Daily Local News (West Chester, PA) - - YOUR DAILY BREAK - by Phillip Alder

Jack Welch, for­mer chair­man and CEO of Gen­eral Elec­tric and a bridge player, said, “Num­ber one, cash is king ... num­ber two, com­mu­ni­cate ... num­ber three, buy or bury the com­pe­ti­tion.”

At the bridge ta­ble, num­ber one, make or break the con­tract ... num­ber two, com­mu­ni­cate with your part­ner ... num­ber three, bury the op­po­si­tion.

To­day’s deal has el­e­ments of that, but also three and one are rel­e­vant -why? South is in three notrump. West leads his fourth-high­est heart, and East puts up the king. What should de­clarer do?

South’s three-notrump re­bid shows some 18-20 high-card points, at least six di­a­monds, in prin­ci­ple stop­pers in the two un­bid suits and of­ten a sin­gle­ton in re­spon­der’s suit. (It is a hand too strong for one di­a­mond one spade - three di­a­monds.)

South ap­par­ently starts with eight top tricks: four spades, two hearts (given trick one) and two di­a­monds.
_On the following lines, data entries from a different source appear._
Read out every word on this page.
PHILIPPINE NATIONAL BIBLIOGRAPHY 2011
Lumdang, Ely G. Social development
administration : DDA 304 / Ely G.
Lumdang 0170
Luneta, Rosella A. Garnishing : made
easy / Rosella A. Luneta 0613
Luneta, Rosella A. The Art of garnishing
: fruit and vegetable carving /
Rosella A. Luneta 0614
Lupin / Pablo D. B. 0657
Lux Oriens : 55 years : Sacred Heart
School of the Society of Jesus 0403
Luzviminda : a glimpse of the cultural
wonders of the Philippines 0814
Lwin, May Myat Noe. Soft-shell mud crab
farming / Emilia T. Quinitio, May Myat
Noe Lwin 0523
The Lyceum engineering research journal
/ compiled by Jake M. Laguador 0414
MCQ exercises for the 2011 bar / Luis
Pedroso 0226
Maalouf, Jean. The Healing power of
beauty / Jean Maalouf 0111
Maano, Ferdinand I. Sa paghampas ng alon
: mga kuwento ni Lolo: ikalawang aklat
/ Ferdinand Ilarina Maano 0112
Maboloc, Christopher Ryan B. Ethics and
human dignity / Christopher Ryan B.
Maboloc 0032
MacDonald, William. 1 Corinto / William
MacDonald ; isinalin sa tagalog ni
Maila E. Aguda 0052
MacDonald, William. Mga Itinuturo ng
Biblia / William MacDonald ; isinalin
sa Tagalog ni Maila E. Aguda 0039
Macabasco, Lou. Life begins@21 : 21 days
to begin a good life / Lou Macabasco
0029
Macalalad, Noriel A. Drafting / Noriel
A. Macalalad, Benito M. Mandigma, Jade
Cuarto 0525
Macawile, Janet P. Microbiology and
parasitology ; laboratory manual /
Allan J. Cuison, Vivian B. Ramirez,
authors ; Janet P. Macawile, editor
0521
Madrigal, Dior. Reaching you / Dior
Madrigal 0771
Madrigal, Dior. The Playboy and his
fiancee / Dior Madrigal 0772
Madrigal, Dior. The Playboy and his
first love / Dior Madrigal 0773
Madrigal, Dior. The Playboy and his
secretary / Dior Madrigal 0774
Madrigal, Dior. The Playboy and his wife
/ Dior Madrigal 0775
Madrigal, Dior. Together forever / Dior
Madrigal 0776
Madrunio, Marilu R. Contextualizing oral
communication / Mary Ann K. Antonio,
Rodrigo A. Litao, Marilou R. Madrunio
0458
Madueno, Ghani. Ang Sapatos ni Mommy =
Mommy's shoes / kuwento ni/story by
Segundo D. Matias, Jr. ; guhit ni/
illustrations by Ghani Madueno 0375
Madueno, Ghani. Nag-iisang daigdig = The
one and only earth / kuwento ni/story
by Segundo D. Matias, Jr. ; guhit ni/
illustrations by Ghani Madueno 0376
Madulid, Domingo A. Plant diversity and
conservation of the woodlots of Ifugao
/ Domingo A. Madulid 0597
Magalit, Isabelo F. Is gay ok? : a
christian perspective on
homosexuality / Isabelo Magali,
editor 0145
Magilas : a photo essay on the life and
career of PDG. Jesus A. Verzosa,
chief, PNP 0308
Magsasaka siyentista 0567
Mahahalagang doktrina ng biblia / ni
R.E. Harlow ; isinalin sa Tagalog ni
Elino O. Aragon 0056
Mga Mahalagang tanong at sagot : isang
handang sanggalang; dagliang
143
He can also es­tab­lish three or four more di­a­mond win­ners. But to col­lect all of those spade tricks, how does de­clarer get into the dummy?

The temp­ta­tion is to cash the top di­a­monds and as­sume that the queen will drop, which it is sup­posed to do 58 per­cent of the time. Note, though, that if de­clarer can win six di­a­mond tricks, he has nine tricks via one spade, two hearts and six di­a­monds. But just in case the di­a­mond queen will not drop, South should be will­ing to sac­ri­fice one trick to get the three spade win­ners in re­turn.

Af­ter win­ning trick one and cash­ing the spade ace, de­clarer should lead his di­a­mond 10 or nine. If East ducks, South has six di­a­mond tricks. If East wins, the di­a­mond jack is a dummy en­try.